Un modello in cui il luogo, non solo un edificio, abilita collaborazione, riduce gli attriti quotidiani e rafforza la cultura aziendale

Per anni progettare un ufficio ha voluto dire ragionare sull’edificio: metratura, layout, illuminazione, acustica. Un modello descritto di recente da Harvard Business Review, il knowledge campus, sposta l’unità di analisi al quartiere. Le aziende della conoscenza tornano a scegliere aree urbane dense, multifunzionali, ben collegate al trasporto pubblico, dove lavoro, residenza, servizi e cultura convivono in prossimità. Un approfondimento pubblicato su Limitless Workspace ricostruisce il modello e propone una metrica per leggerlo, il Return on Place: quanto un luogo, non solo un edificio, abilita collaborazione, riduce gli attriti quotidiani e rafforza la cultura aziendale.

Il quartiere come parte del progetto

Il modello si fonda su quattro dimensioni: diversità funzionale, densità delle interazioni, presenza di cluster settoriali affini, connettività ai trasporti. Per chi progetta e gestisce spazi ufficio, la conseguenza pratica è che il layout smette di essere un esercizio chiuso dentro i confini del building. Reception, aree comuni, spazi per eventi e servizi condivisi diventano gli strumenti con cui un distretto, non solo un piano, produce gli incontri informali che sostengono collaborazione e apprendimento. È una scala di progetto più ampia, che chiede di leggere l’ufficio come nodo di un sistema urbano.

MIND, il distretto che mette alla prova il modello

A Milano, MIND – Milano Innovation District offre un caso concreto.

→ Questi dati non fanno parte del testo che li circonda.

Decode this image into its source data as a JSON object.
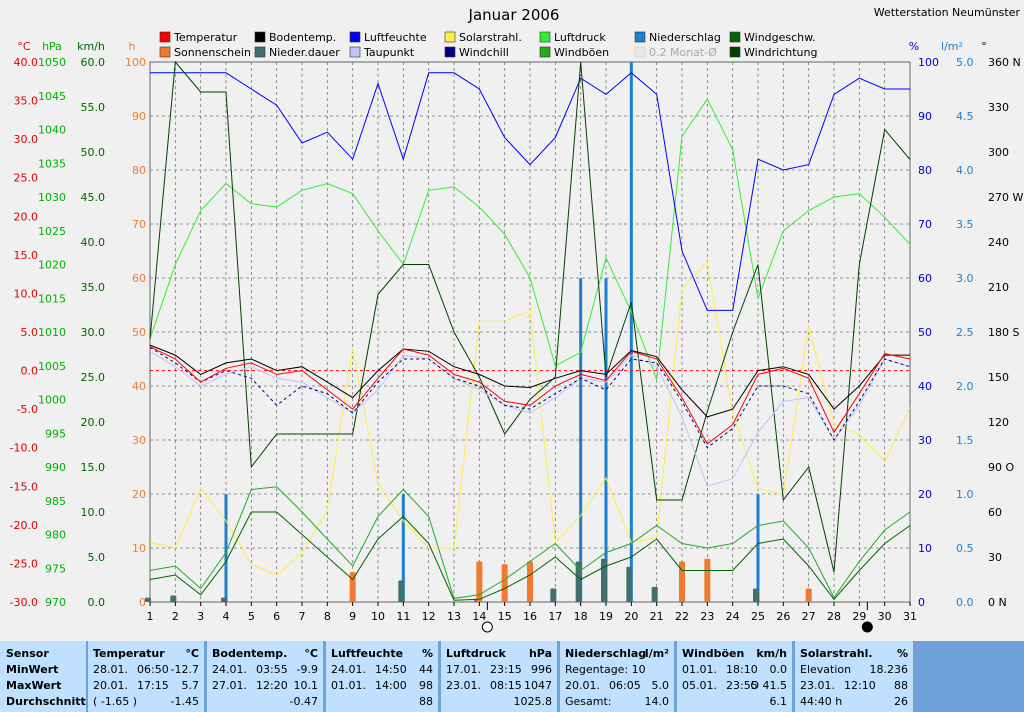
{
  "title": "Januar 2006",
  "station": "Wetterstation Neumünster",
  "left_axes": [
    {
      "unit": "°C",
      "color": "#e00000",
      "ticks": [
        "40.0",
        "35.0",
        "30.0",
        "25.0",
        "20.0",
        "15.0",
        "10.0",
        "5.0",
        "0.0",
        "-5.0",
        "-10.0",
        "-15.0",
        "-20.0",
        "-25.0",
        "-30.0"
      ]
    },
    {
      "unit": "hPa",
      "color": "#00b000",
      "ticks": [
        "1050",
        "1045",
        "1040",
        "1035",
        "1030",
        "1025",
        "1020",
        "1015",
        "1010",
        "1005",
        "1000",
        "995",
        "990",
        "985",
        "980",
        "975",
        "970"
      ]
    },
    {
      "unit": "km/h",
      "color": "#006400",
      "ticks": [
        "60.0",
        "55.0",
        "50.0",
        "45.0",
        "40.0",
        "35.0",
        "30.0",
        "25.0",
        "20.0",
        "15.0",
        "10.0",
        "5.0",
        "0.0"
      ]
    },
    {
      "unit": "h",
      "color": "#f07a30",
      "ticks": [
        "100",
        "90",
        "80",
        "70",
        "60",
        "50",
        "40",
        "30",
        "20",
        "10",
        "0"
      ]
    }
  ],
  "right_axes": [
    {
      "unit": "%",
      "color": "#0000cc",
      "ticks": [
        "100",
        "90",
        "80",
        "70",
        "60",
        "50",
        "40",
        "30",
        "20",
        "10",
        "0"
      ]
    },
    {
      "unit": "l/m²",
      "color": "#1e7fd0",
      "ticks": [
        "5.0",
        "4.5",
        "4.0",
        "3.5",
        "3.0",
        "2.5",
        "2.0",
        "1.5",
        "1.0",
        "0.5",
        "0.0"
      ]
    },
    {
      "unit": "°",
      "color": "#000000",
      "ticks": [
        "360 N",
        "330",
        "300",
        "270 W",
        "240",
        "210",
        "180 S",
        "150",
        "120",
        "90 O",
        "60",
        "30",
        "0 N"
      ]
    }
  ],
  "legend": [
    {
      "label": "Temperatur",
      "color": "#ff0000"
    },
    {
      "label": "Sonnenschein",
      "color": "#f07a30"
    },
    {
      "label": "Bodentemp.",
      "color": "#000000"
    },
    {
      "label": "Nieder.dauer",
      "color": "#407070"
    },
    {
      "label": "Luftfeuchte",
      "color": "#0000ff"
    },
    {
      "label": "Taupunkt",
      "color": "#c0c0ff"
    },
    {
      "label": "Solarstrahl.",
      "color": "#ffee44"
    },
    {
      "label": "Windchill",
      "color": "#000080"
    },
    {
      "label": "Luftdruck",
      "color": "#33ee33"
    },
    {
      "label": "Windböen",
      "color": "#22aa22"
    },
    {
      "label": "Niederschlag",
      "color": "#1e7fd0"
    },
    {
      "label": "0.2 Monat-Ø",
      "color": "#e8e8e8"
    },
    {
      "label": "Windgeschw.",
      "color": "#006400"
    },
    {
      "label": "Windrichtung",
      "color": "#004000"
    }
  ],
  "chart_data": {
    "type": "line",
    "title": "Januar 2006",
    "x": [
      1,
      2,
      3,
      4,
      5,
      6,
      7,
      8,
      9,
      10,
      11,
      12,
      13,
      14,
      15,
      16,
      17,
      18,
      19,
      20,
      21,
      22,
      23,
      24,
      25,
      26,
      27,
      28,
      29,
      30,
      31
    ],
    "xlim": [
      1,
      31
    ],
    "series": [
      {
        "name": "Temperatur",
        "unit": "°C",
        "axis": "temp",
        "ylim": [
          -30,
          40
        ],
        "color": "#ff0000",
        "values": [
          3.1,
          1.5,
          -1.5,
          0.3,
          1.0,
          -0.5,
          0.0,
          -2.5,
          -5.0,
          -1.0,
          2.8,
          2.0,
          -0.5,
          -1.5,
          -4.0,
          -4.5,
          -2.0,
          -0.5,
          -1.3,
          2.5,
          1.5,
          -3.5,
          -9.5,
          -7.0,
          -0.5,
          0.3,
          -1.0,
          -8.0,
          -3.0,
          2.2,
          1.5
        ]
      },
      {
        "name": "Bodentemp.",
        "unit": "°C",
        "axis": "temp",
        "ylim": [
          -30,
          40
        ],
        "color": "#000000",
        "values": [
          3.3,
          2.0,
          -0.5,
          1.0,
          1.5,
          0.0,
          0.5,
          -1.5,
          -3.5,
          0.0,
          2.8,
          2.5,
          0.5,
          -0.5,
          -2.0,
          -2.2,
          -1.0,
          0.0,
          -0.5,
          2.6,
          1.8,
          -2.5,
          -6.0,
          -5.0,
          0.0,
          0.5,
          -0.5,
          -5.0,
          -2.0,
          2.0,
          2.0
        ]
      },
      {
        "name": "Windchill",
        "unit": "°C",
        "axis": "temp",
        "ylim": [
          -30,
          40
        ],
        "color": "#000080",
        "values": [
          3.0,
          1.0,
          -1.5,
          0.0,
          -1.0,
          -4.5,
          -2.0,
          -3.0,
          -5.5,
          -1.5,
          1.5,
          1.5,
          -1.0,
          -2.0,
          -4.5,
          -5.0,
          -3.0,
          -1.0,
          -2.5,
          1.5,
          1.0,
          -4.0,
          -10.0,
          -7.5,
          -2.0,
          -2.0,
          -3.0,
          -9.0,
          -4.0,
          1.5,
          0.5
        ]
      },
      {
        "name": "Taupunkt",
        "unit": "°C",
        "axis": "temp",
        "ylim": [
          -30,
          40
        ],
        "color": "#c0c0ff",
        "values": [
          2.5,
          0.5,
          -2.0,
          -0.5,
          0.5,
          -1.0,
          -1.5,
          -3.5,
          -5.5,
          -2.5,
          2.0,
          1.5,
          -1.0,
          -2.5,
          -4.5,
          -5.5,
          -3.5,
          -1.0,
          -1.5,
          2.0,
          0.5,
          -6.0,
          -15.0,
          -14.0,
          -8.0,
          -4.0,
          -3.5,
          -9.0,
          -4.5,
          1.5,
          0.5
        ]
      },
      {
        "name": "Luftfeuchte",
        "unit": "%",
        "axis": "humidity",
        "ylim": [
          0,
          100
        ],
        "color": "#0000ff",
        "values": [
          98,
          98,
          98,
          98,
          95,
          92,
          85,
          87,
          82,
          96,
          82,
          98,
          98,
          95,
          86,
          81,
          86,
          97,
          94,
          98,
          94,
          65,
          54,
          54,
          82,
          80,
          81,
          94,
          97,
          95,
          95
        ]
      },
      {
        "name": "Luftdruck",
        "unit": "hPa",
        "axis": "pressure",
        "ylim": [
          970,
          1050
        ],
        "color": "#33ee33",
        "values": [
          1009,
          1020,
          1028,
          1032,
          1029,
          1028.5,
          1031,
          1032,
          1030.5,
          1025,
          1020,
          1031,
          1031.5,
          1028.5,
          1024.5,
          1018,
          1005,
          1007,
          1021,
          1013,
          1003,
          1039,
          1044.5,
          1037,
          1015,
          1025,
          1028,
          1030,
          1030.5,
          1027,
          1023
        ]
      },
      {
        "name": "Solarstrahl.",
        "unit": "%",
        "axis": "humidity",
        "ylim": [
          0,
          100
        ],
        "color": "#ffee44",
        "values": [
          11,
          10,
          21,
          15,
          7,
          5,
          9,
          17,
          47,
          22,
          15,
          10,
          10,
          52,
          52,
          54,
          11,
          16,
          23,
          11,
          12,
          58,
          63,
          35,
          21,
          20,
          51,
          33,
          31,
          26,
          36
        ]
      },
      {
        "name": "Windgeschw.",
        "unit": "km/h",
        "axis": "wind",
        "ylim": [
          0,
          60
        ],
        "color": "#006400",
        "values": [
          2.5,
          3.0,
          0.8,
          4.5,
          10.0,
          10.0,
          7.5,
          5.0,
          2.5,
          7.0,
          9.5,
          6.5,
          0.2,
          0.3,
          1.5,
          3.0,
          5.0,
          2.5,
          4.0,
          5.0,
          7.0,
          3.5,
          3.5,
          3.5,
          6.5,
          7.0,
          4.0,
          0.3,
          3.5,
          6.5,
          8.5
        ]
      },
      {
        "name": "Windböen",
        "unit": "km/h",
        "axis": "wind",
        "ylim": [
          0,
          60
        ],
        "color": "#22aa22",
        "values": [
          3.5,
          4.0,
          1.5,
          5.5,
          12.5,
          12.8,
          10.0,
          7.0,
          4.0,
          9.5,
          12.5,
          9.5,
          0.4,
          0.8,
          2.5,
          4.5,
          6.5,
          3.5,
          5.5,
          6.5,
          8.5,
          6.5,
          6.0,
          6.5,
          8.5,
          9.0,
          6.0,
          0.5,
          4.5,
          8.0,
          10.0
        ]
      },
      {
        "name": "Windrichtung",
        "unit": "°",
        "axis": "direction",
        "ylim": [
          0,
          360
        ],
        "color": "#004000",
        "values": [
          175,
          360,
          340,
          340,
          90,
          112,
          112,
          112,
          112,
          205,
          225,
          225,
          180,
          150,
          112,
          135,
          150,
          360,
          150,
          200,
          68,
          68,
          127,
          180,
          225,
          68,
          90,
          20,
          225,
          315,
          295
        ]
      },
      {
        "name": "Niederschlag",
        "unit": "l/m²",
        "axis": "precip",
        "ylim": [
          0,
          5
        ],
        "color": "#1e7fd0",
        "type": "bar",
        "values": [
          0,
          0,
          0,
          1.0,
          0,
          0,
          0,
          0,
          0,
          0,
          1.0,
          0,
          0,
          0,
          0,
          0,
          0,
          3.0,
          3.0,
          5.0,
          0,
          0,
          0,
          0,
          1.0,
          0,
          0,
          0,
          0,
          0,
          0
        ]
      },
      {
        "name": "Nieder.dauer",
        "unit": "h",
        "axis": "hours",
        "ylim": [
          0,
          100
        ],
        "color": "#407070",
        "type": "bar",
        "values": [
          0.8,
          1.2,
          0,
          0.8,
          0,
          0,
          0,
          0,
          0,
          0,
          4,
          0,
          0,
          0.6,
          0,
          0,
          2.5,
          7.5,
          8,
          6.5,
          2.8,
          0,
          0,
          0,
          2.5,
          0,
          0,
          0,
          0,
          0,
          0
        ]
      },
      {
        "name": "Sonnenschein",
        "unit": "h",
        "axis": "hours",
        "ylim": [
          0,
          100
        ],
        "color": "#f07a30",
        "type": "bar",
        "values": [
          0,
          0,
          0,
          0,
          0,
          0,
          0,
          0,
          5.5,
          0,
          0,
          0,
          0,
          7.5,
          7,
          7.5,
          0,
          0,
          0,
          0,
          0,
          7.5,
          8,
          0,
          0,
          0,
          2.5,
          0,
          0,
          0,
          0
        ]
      }
    ],
    "reference_line": {
      "value": 0,
      "axis": "temp",
      "color": "#ff0000"
    },
    "moon_markers": [
      {
        "day": 14,
        "phase": "full"
      },
      {
        "day": 29,
        "phase": "new"
      }
    ],
    "grid": true
  },
  "stats": {
    "sensor": {
      "header": "Sensor",
      "rows": [
        "MinWert",
        "MaxWert",
        "Durchschnitt"
      ]
    },
    "blocks": [
      {
        "name": "Temperatur",
        "unit": "°C",
        "rows": [
          [
            "28.01.",
            "06:50",
            "-12.7"
          ],
          [
            "20.01.",
            "17:15",
            "5.7"
          ],
          [
            "( -1.65 )",
            "",
            "-1.45"
          ]
        ]
      },
      {
        "name": "Bodentemp.",
        "unit": "°C",
        "rows": [
          [
            "24.01.",
            "03:55",
            "-9.9"
          ],
          [
            "27.01.",
            "12:20",
            "10.1"
          ],
          [
            "",
            "",
            "-0.47"
          ]
        ]
      },
      {
        "name": "Luftfeuchte",
        "unit": "%",
        "rows": [
          [
            "24.01.",
            "14:50",
            "44"
          ],
          [
            "01.01.",
            "14:00",
            "98"
          ],
          [
            "",
            "",
            "88"
          ]
        ]
      },
      {
        "name": "Luftdruck",
        "unit": "hPa",
        "rows": [
          [
            "17.01.",
            "23:15",
            "996"
          ],
          [
            "23.01.",
            "08:15",
            "1047"
          ],
          [
            "",
            "",
            "1025.8"
          ]
        ]
      },
      {
        "name": "Niederschlag",
        "unit": "l/m²",
        "rows": [
          [
            "Regentage: 10",
            "",
            ""
          ],
          [
            "20.01.",
            "06:05",
            "5.0"
          ],
          [
            "Gesamt:",
            "",
            "14.0"
          ]
        ]
      },
      {
        "name": "Windböen",
        "unit": "km/h",
        "rows": [
          [
            "01.01.",
            "18:10",
            "0.0"
          ],
          [
            "05.01.",
            "23:55",
            "O 41.5"
          ],
          [
            "",
            "",
            "6.1"
          ]
        ]
      },
      {
        "name": "Solarstrahl.",
        "unit": "%",
        "rows": [
          [
            "Elevation",
            "",
            "18.236"
          ],
          [
            "23.01.",
            "12:10",
            "88"
          ],
          [
            "44:40 h",
            "",
            "26"
          ]
        ]
      }
    ]
  }
}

Sviluppato da Lendlease sull’area dell’ex Expo 2015, il distretto ha costruito nel tempo un cluster riconoscibile nelle life sciences, con presenze come Human Technopole e AstraZeneca. Ricerca, sanità, formazione e impresa convivono in uno stesso perimetro, con l’obiettivo dichiarato di generare contaminazione tra organizzazioni diverse: esattamente le prime tre dimensioni del modello knowledge campus. La connettività resta la variabile su cui un distretto periurbano come MIND continua a lavorare.

The Hive: la reception diventa spazio comune

Dentro MIND, il layout entra in gioco alla scala dell’edificio attraverso The Hive, il business center di 2.500 metri quadri gestito da Stella33. L’intervento più significativo riguarda l’ingresso: il tradizionale front desk è stato sostituito da un tavolo comune, e il personale opera come community e hospitality manager piuttosto che come filtro di accesso. La reception, da zona di passaggio, diventa spazio di lavoro informale e di incontro tra aziende diverse, integrato con il sistema di sale riunioni.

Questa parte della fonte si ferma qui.